According to a World Economic Forum 2024 outlook report, around a third of business executives think that skills gaps are the main challenge they face in achieving their IT system resilience goals. With budgets always a challenge and the spectre of waning skills failing to keep pace with the speed of AI being used for negative purposes, it is perhaps obligatory for organizations to use this same breed of technology for the greater good – and this action is of course what Cohesity is trying to champion.

Fighting Fire With Fire

“Threat actors are increasingly relying on AI to not only create more sophisticated attacks, but to also increase their volume drastically,” said Craig Martell, chief technology officer, Cohesity. “We’re giving users the tools to fight fire with fire, helping them take on these threats to their environment and move on from them quickly, ensuring business goes on as usual. The enhanced cyber recovery assistant and clean room design will make our customers more resilient and we’re continuing to innovate more responsible, AI-powered capabilities to the Cohesity Data Cloud.”

Cohesity says its clean room design provides a trusted and proven foundation that speeds incident recovery and augments investigations by IT teams while minimizing the risk of secondary attacks. The modular design helps isolate the attack or breach and provides several native capabilities to support the IT department’s needs in the clean room investigation.

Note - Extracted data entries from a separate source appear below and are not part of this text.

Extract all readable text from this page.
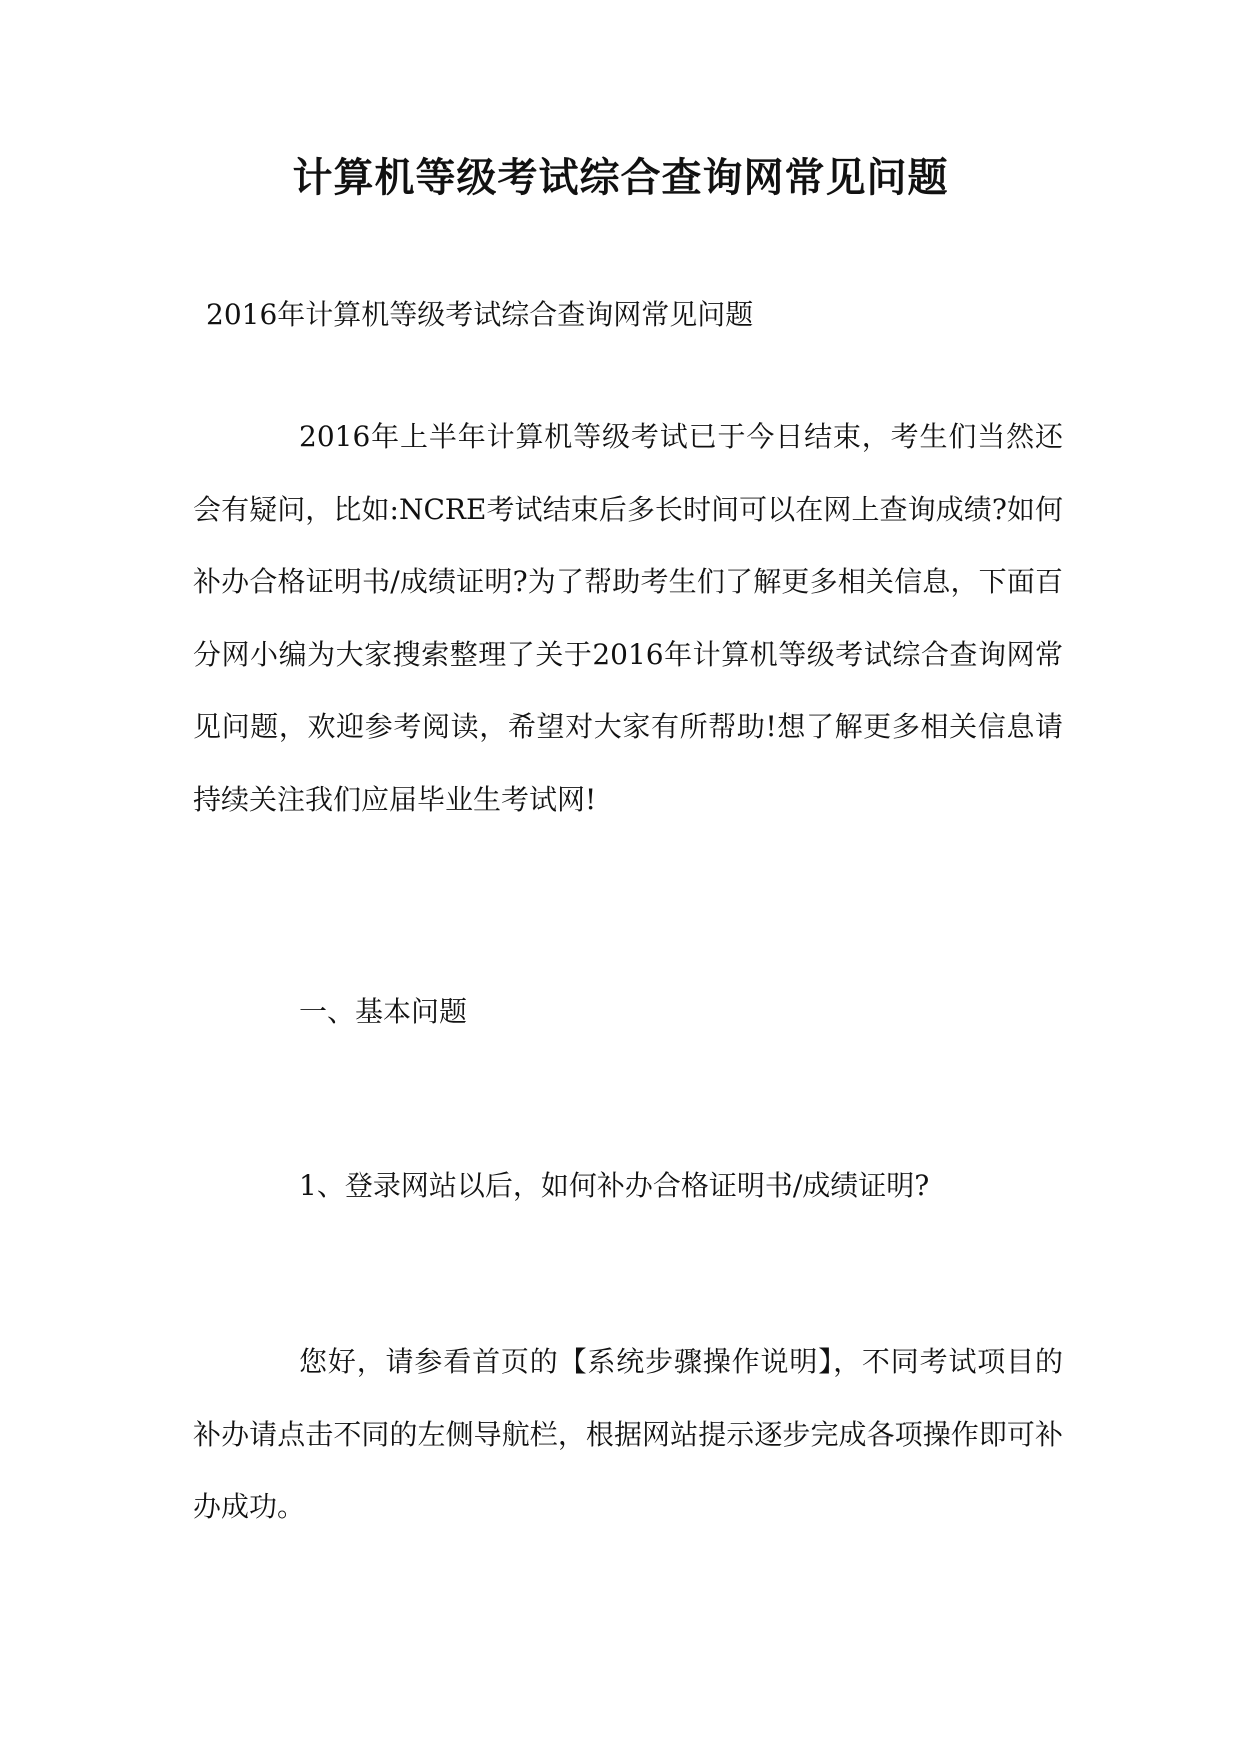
计算机等级考试综合查询网常见问题

2016年计算机等级考试综合查询网常见问题

2016年上半年计算机等级考试已于今日结束，考生们当然还会有疑问，比如:NCRE考试结束后多长时间可以在网上查询成绩?如何补办合格证明书/成绩证明?为了帮助考生们了解更多相关信息，下面百分网小编为大家搜索整理了关于2016年计算机等级考试综合查询网常见问题，欢迎参考阅读，希望对大家有所帮助!想了解更多相关信息请持续关注我们应届毕业生考试网!

一、基本问题

1、登录网站以后，如何补办合格证明书/成绩证明?

您好，请参看首页的【系统步骤操作说明】，不同考试项目的补办请点击不同的左侧导航栏，根据网站提示逐步完成各项操作即可补办成功。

The company has also enhanced its AI-powered recovery assistant tool. Using security context as the input stream for generative AI and complementing this with multiple sources including threat hunting scans, ransomware detection, data risk and posture, users can receive an alert to flag anomalous behavior. They are then able to have a conversation to assess the impact of the anomaly and correlate events and get direction on the right next steps on investigation and any remediation that could be needed – all from within the software “wizard” without the need for specialized professional to be present or contacted.

Software’s Liquid Evolution

Coming back to our initial analogy here, software is experiencing a liquefaction due to the flow of amount of precipitation that happens throughout cloud networks with their composable and virtualized structures that decrease the size of the molecules now forming the actual compute clouds themselves. Fighting (AI) fire with fire as we attempt to channel our watery IT streams into the right place might sound rather elemental, but it is arguably what we need to do in order to keep our feet on solid earth.